NEW YORK – Daiichi Sankyo on Wednesday said it has dosed the first patient in a study exploring the activity of its menin inhibitor, DS-1594, in acute myeloid leukemia and acute lymphoblastic leukemia characterized by an MLL rearrangement or NPM1 mutation.
The Phase I/II trial is evaluating DS-1594 as a single agent and as part of combination regimens for patients with relapsed or refractory AML and ALL. Once the dose has been determined, the study will split patients into several cohorts. Some patients with AML and a MLL rearrangement or NPM1 mutation will receive just DS-1594, some AML patients will receive DS-1594 in combination with the chemotherapy azacitidine and venetoclax (AbbVie/Genentech's Venclexta), and patients with ALL with a MLL rearrangement will receive DS-1594 in combination with a mini-HCVD regimen, which includes low doses of cyclophosphamide, dexamethasone, methotrexate, and cytarabine.
The primary endpoints of the global Phase II part of the study include the rate of complete remission and complete remission with partial hematologic recovery in each AML cohort; the rate of complete remission with incomplete hematologic recovery for the ALL patients; and safety. The trial will enroll up to 170 participants and will initially be conducted at the MD Anderson Cancer Center, which has partnered with Daiichi Sankyo to develop AML treatments.

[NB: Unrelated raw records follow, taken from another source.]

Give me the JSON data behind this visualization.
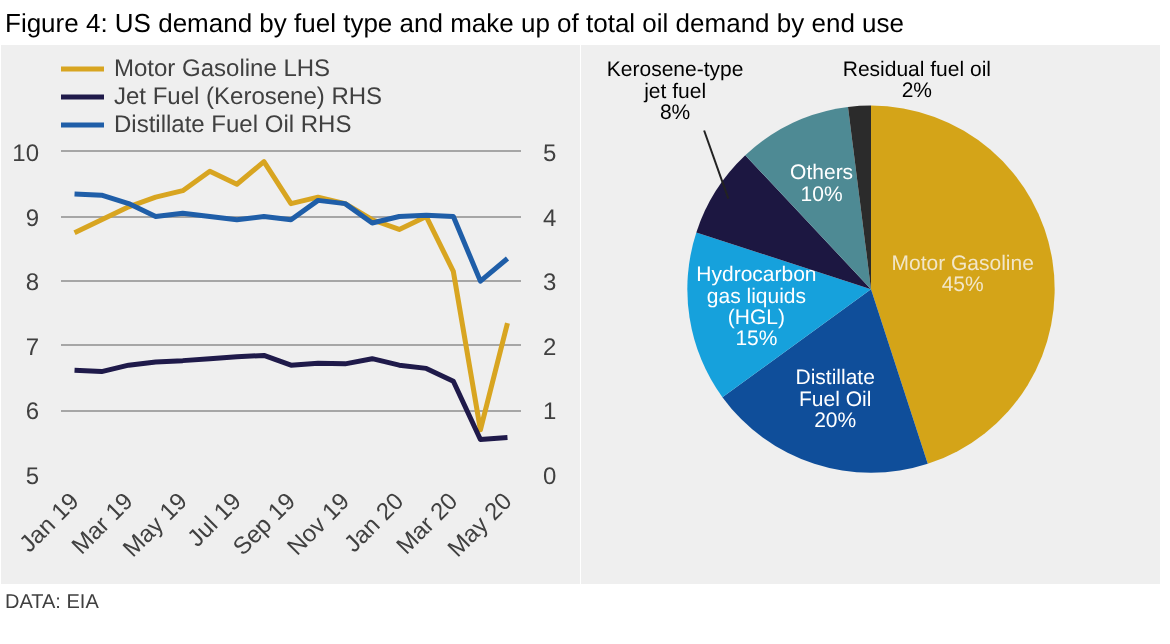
{
  "chart_data": [
    {
      "type": "line",
      "title": "Figure 4: US demand by fuel type and make up of total oil demand by end use",
      "categories": [
        "Jan 19",
        null,
        "Mar 19",
        null,
        "May 19",
        null,
        "Jul 19",
        null,
        "Sep 19",
        null,
        "Nov 19",
        null,
        "Jan 20",
        null,
        "Mar 20",
        null,
        "May 20"
      ],
      "series": [
        {
          "name": "Motor Gasoline LHS",
          "color": "#d8a521",
          "values": [
            8.75,
            8.95,
            9.15,
            9.3,
            9.4,
            9.7,
            9.5,
            9.85,
            9.2,
            9.3,
            9.2,
            8.95,
            8.8,
            9.0,
            8.15,
            5.7,
            7.35
          ]
        },
        {
          "name": "Jet Fuel (Kerosene) RHS",
          "color": "#1f1a4a",
          "axis": "y2",
          "values": [
            1.62,
            1.6,
            1.7,
            1.75,
            1.77,
            1.8,
            1.83,
            1.85,
            1.7,
            1.73,
            1.72,
            1.8,
            1.7,
            1.65,
            1.45,
            0.55,
            0.58
          ]
        },
        {
          "name": "Distillate Fuel Oil RHS",
          "color": "#1f5ea8",
          "axis": "y2",
          "values": [
            4.35,
            4.33,
            4.2,
            4.0,
            4.05,
            4.0,
            3.95,
            4.0,
            3.95,
            4.25,
            4.2,
            3.9,
            4.0,
            4.02,
            4.0,
            3.0,
            3.35
          ]
        }
      ],
      "ylim": [
        5,
        11.5
      ],
      "yticks": [
        5,
        6,
        7,
        8,
        9,
        10
      ],
      "y2lim": [
        0,
        6.5
      ],
      "y2ticks": [
        0,
        1,
        2,
        3,
        4,
        5
      ],
      "grid": "y",
      "legend": "top left",
      "annotations": [
        "DATA: EIA"
      ]
    },
    {
      "type": "pie",
      "categories": [
        "Motor Gasoline",
        "Distillate Fuel Oil",
        "Hydrocarbon gas liquids (HGL)",
        "Kerosene-type jet fuel",
        "Others",
        "Residual fuel oil"
      ],
      "values": [
        45,
        20,
        15,
        8,
        10,
        2
      ],
      "colors": [
        "#d4a418",
        "#0f4e9a",
        "#16a1dc",
        "#1c1741",
        "#4e8a94",
        "#2b2b2b"
      ],
      "value_labels": [
        "45%",
        "20%",
        "15%",
        "8%",
        "10%",
        "2%"
      ]
    }
  ]
}
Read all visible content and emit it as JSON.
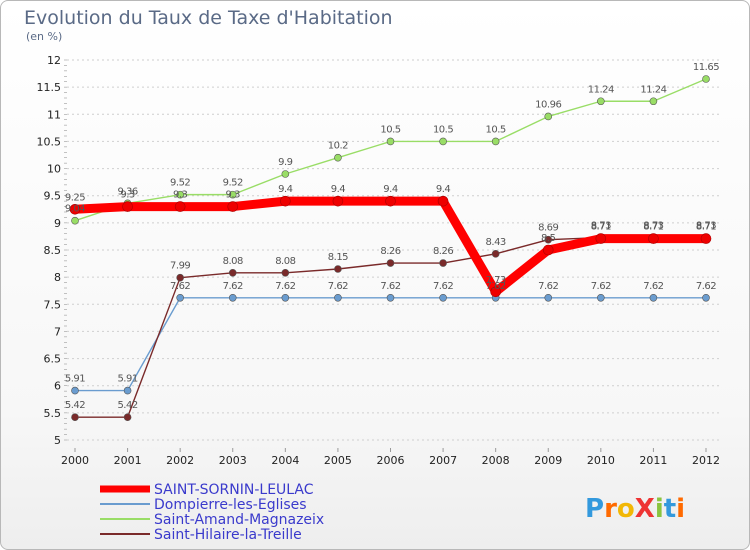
{
  "chart_data": {
    "type": "line",
    "title": "Evolution du Taux de Taxe d'Habitation",
    "subtitle": "(en %)",
    "x": [
      "2000",
      "2001",
      "2002",
      "2003",
      "2004",
      "2005",
      "2006",
      "2007",
      "2008",
      "2009",
      "2010",
      "2011",
      "2012"
    ],
    "yticks": [
      "5",
      "5.5",
      "6",
      "6.5",
      "7",
      "7.5",
      "8",
      "8.5",
      "9",
      "9.5",
      "10",
      "10.5",
      "11",
      "11.5",
      "12"
    ],
    "ylim": [
      5,
      12
    ],
    "grid": "dashed-horizontal",
    "legend_position": "bottom-left",
    "series": [
      {
        "name": "SAINT-SORNIN-LEULAC",
        "color": "#ff0000",
        "values": [
          9.25,
          9.3,
          9.3,
          9.3,
          9.4,
          9.4,
          9.4,
          9.4,
          7.73,
          8.5,
          8.71,
          8.71,
          8.71
        ],
        "labels": [
          "9.25",
          "9.3",
          "9.3",
          "9.3",
          "9.4",
          "9.4",
          "9.4",
          "9.4",
          "7.73",
          "8.5",
          "8.71",
          "8.71",
          "8.71"
        ]
      },
      {
        "name": "Dompierre-les-Eglises",
        "color": "#6a9ccf",
        "values": [
          5.91,
          5.91,
          7.62,
          7.62,
          7.62,
          7.62,
          7.62,
          7.62,
          7.62,
          7.62,
          7.62,
          7.62,
          7.62
        ],
        "labels": [
          "5.91",
          "5.91",
          "7.62",
          "7.62",
          "7.62",
          "7.62",
          "7.62",
          "7.62",
          "7.62",
          "7.62",
          "7.62",
          "7.62",
          "7.62"
        ]
      },
      {
        "name": "Saint-Amand-Magnazeix",
        "color": "#99dd66",
        "values": [
          9.04,
          9.36,
          9.52,
          9.52,
          9.9,
          10.2,
          10.5,
          10.5,
          10.5,
          10.96,
          11.24,
          11.24,
          11.65
        ],
        "labels": [
          "9.04",
          "9.36",
          "9.52",
          "9.52",
          "9.9",
          "10.2",
          "10.5",
          "10.5",
          "10.5",
          "10.96",
          "11.24",
          "11.24",
          "11.65"
        ]
      },
      {
        "name": "Saint-Hilaire-la-Treille",
        "color": "#7a2a2a",
        "values": [
          5.42,
          5.42,
          7.99,
          8.08,
          8.08,
          8.15,
          8.26,
          8.26,
          8.43,
          8.69,
          8.73,
          8.73,
          8.73
        ],
        "labels": [
          "5.42",
          "5.42",
          "7.99",
          "8.08",
          "8.08",
          "8.15",
          "8.26",
          "8.26",
          "8.43",
          "8.69",
          "8.73",
          "8.73",
          "8.73"
        ]
      }
    ]
  },
  "logo": {
    "text": "ProXiti",
    "letters": [
      "P",
      "r",
      "o",
      "X",
      "i",
      "t",
      "i"
    ],
    "colors": [
      "#3399dd",
      "#ff6a00",
      "#f2b705",
      "#ee3333",
      "#8ac43f",
      "#3399dd",
      "#ff6a00"
    ]
  }
}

"Research has shown that the menin protein, which binds to MLL, plays a critical role in the development and growth of leukemias with MLL rearrangement," Arnaud Lesegretain, VP of oncology R&D at Daiichi Sankyo, said in a statement. "Our scientists designed DS-1594 to inhibit the menin-MLL interaction and disrupt the intracellular activity implicated in leukemogenesis. Together with MD Anderson, we will evaluate DS-1594 as a potential therapeutic option for patients with AML or ALL who have exhausted standard treatments."
MLL rearrangements occur in approximately 5 percent to 10 percent of acute leukemia patients, and NPM1 is mutated in about 30 percent of AML patients. Both mutations are associated with poor prognosis.